What happened in this moment? Did the woman’s persistence for her daughter’s healing change Jesus’ mind? This feels like a slippery slope to go down, given that we all have at one point or another prayed without ceasing for something that may or may not have come true. Is it that if you have great faith, good things will come to you? This doesn’t feel true either. I meet many people in the hospital with great faith who still suffer and experience grief and loss. 
What if in this moment, the woman recognized that the blessing of Jesus was not just for the people of Israelbut for all people? It is really remarkable that she recognizes Jesus as Lord, and Son of David, when the disciples don’t seem to get it yet. The woman recognizes that Jesus’ kingship is not just for the house of Israel, the chosen ones. It is for all people.  She has so much faith that even a “crumb” of Jesus’ power is enough to heal her afflicted daughter. 
Who is God for this woman that she could persist in this way? She really is a model for us. As the beloved community of MCC, how often have we felt like the good news of the Gospel, the promise of Jesus, and the reign of God belongs to someone else? God for the Canaanite woman is a beacon of hope in a dark world.  As the MCC, God’s promise belongs to US! God’s abundant life belongs to US! The Canaanite woman teaches us that the abundant new life that comes from Jesus is too big and too much to be contained by human structures of who is in and who is out.  

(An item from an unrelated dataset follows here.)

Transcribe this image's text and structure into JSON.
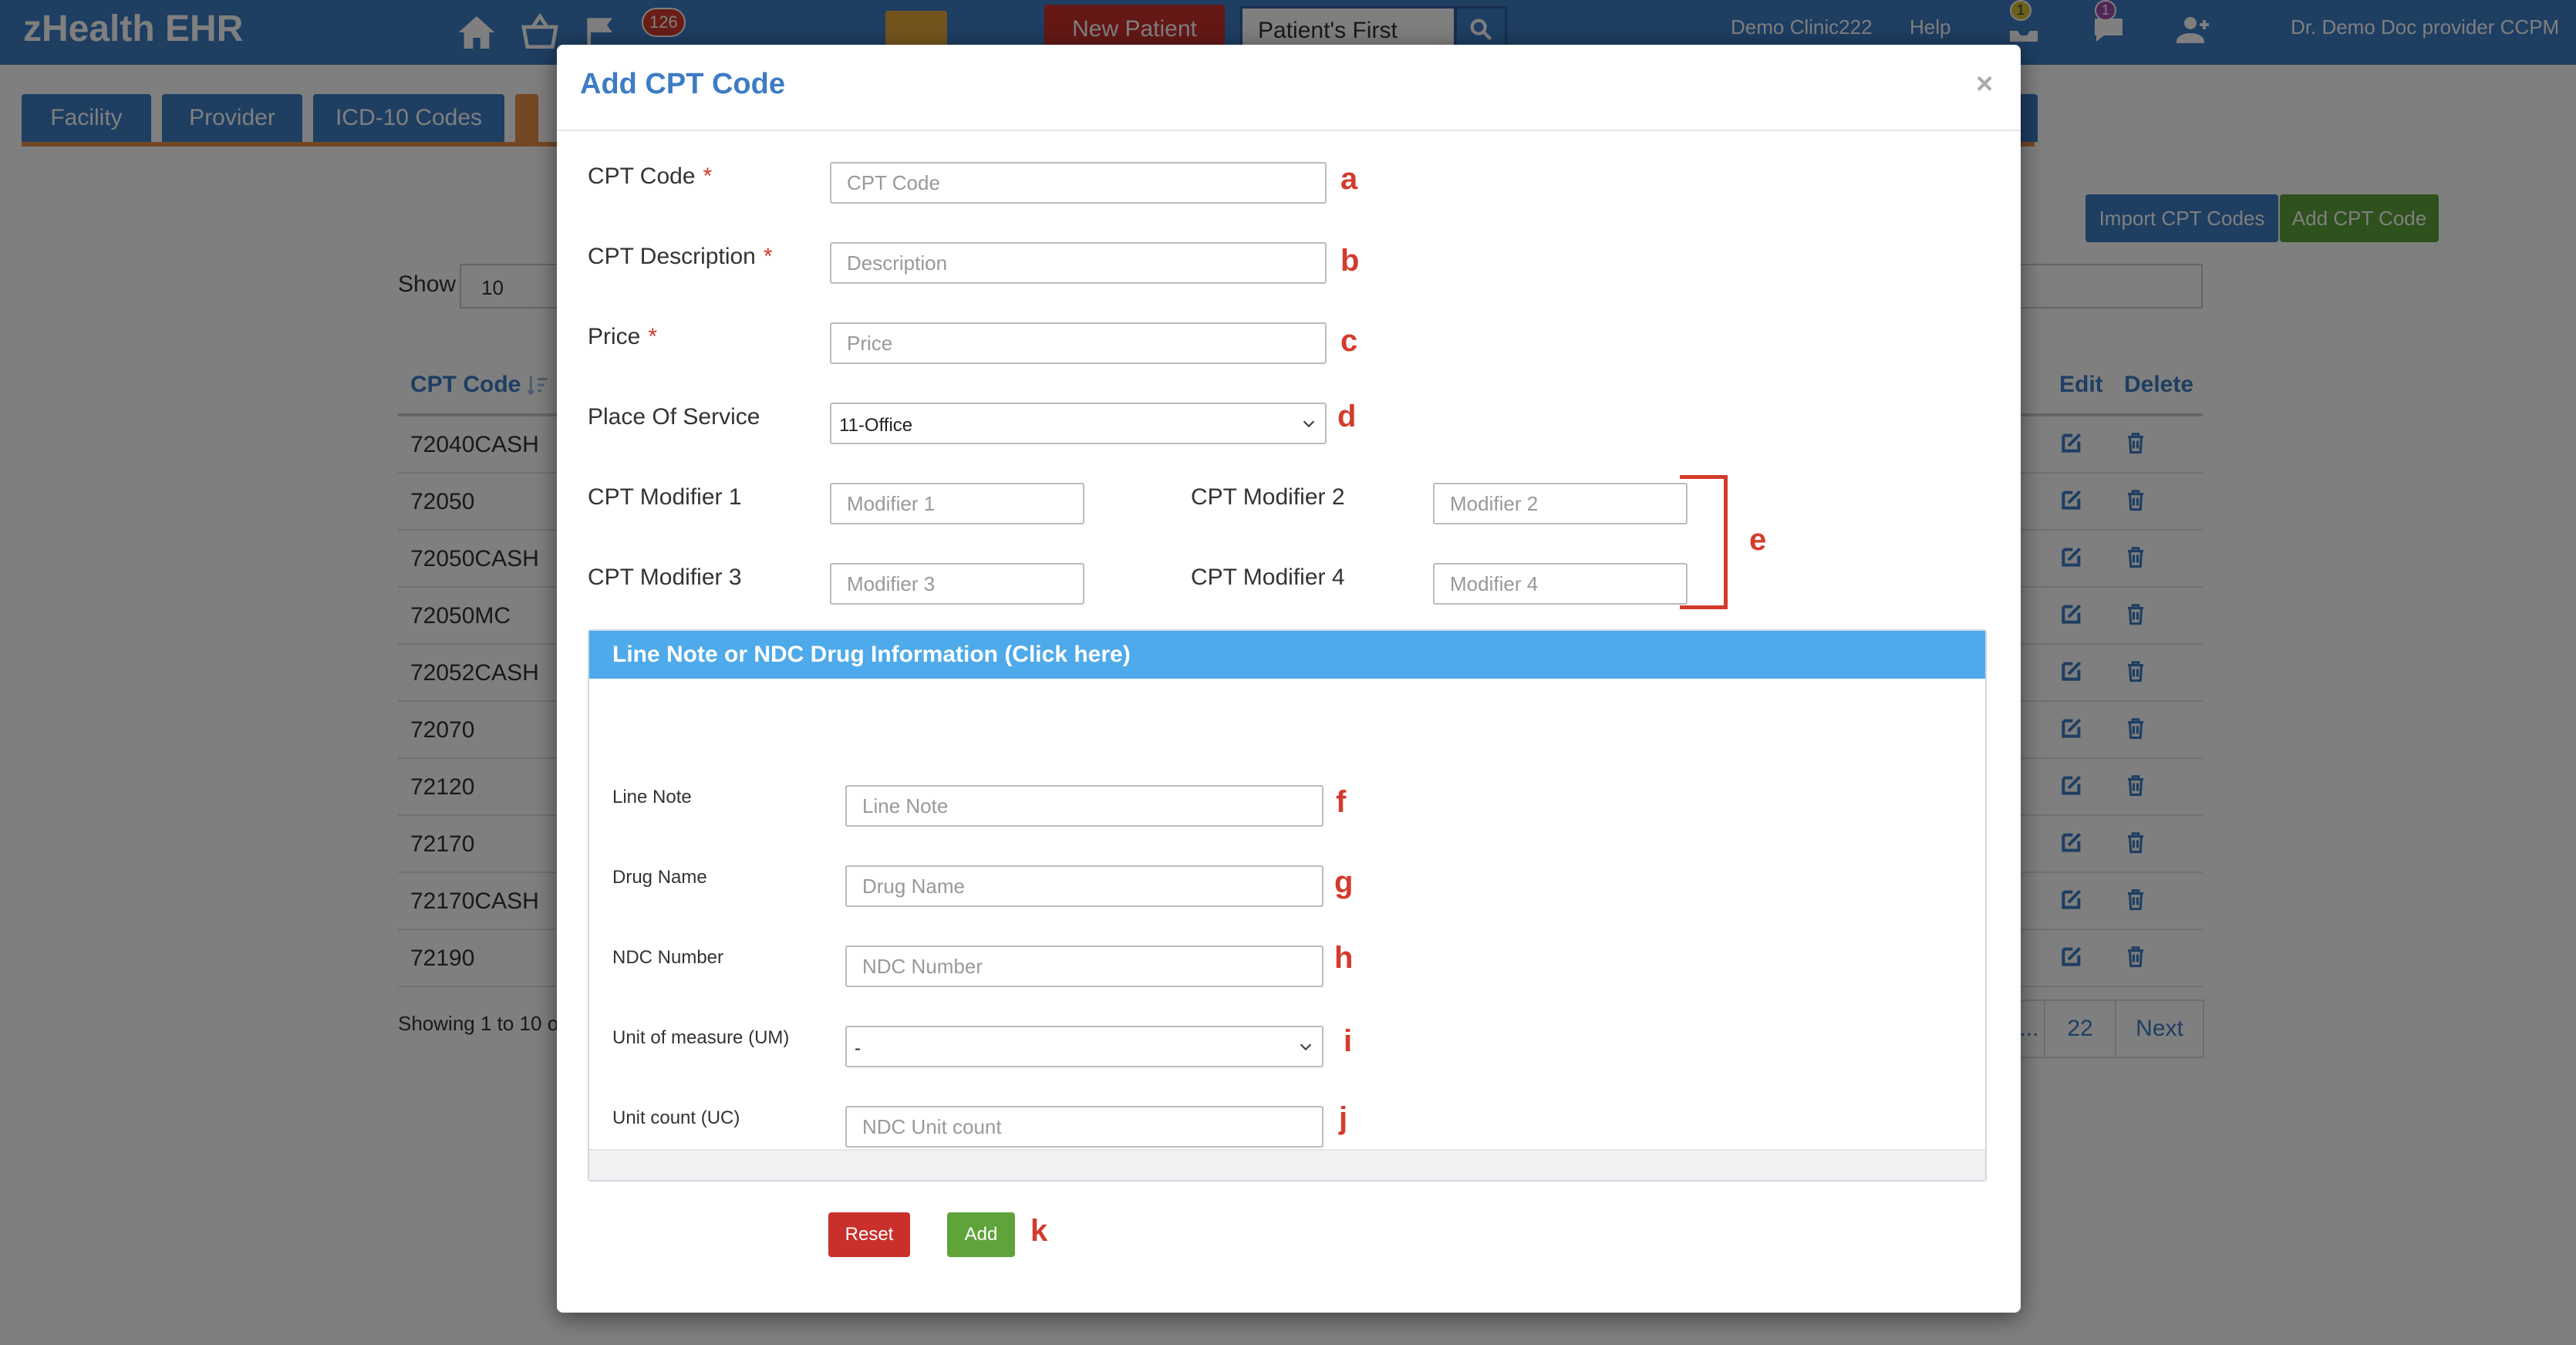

This Canaanite woman can teach us something.  “This Jesus news is too abundant to say that I must wait.” She is reflecting Jesus’ own ministry back to him. The Canaanite woman calls out the misguided idea that God’s love is only for a chosen few. 
We are God’s beloveds. God’s promise is for us. Abundant life and blessing and healing and good things are for us. Amen. Amen. Amen.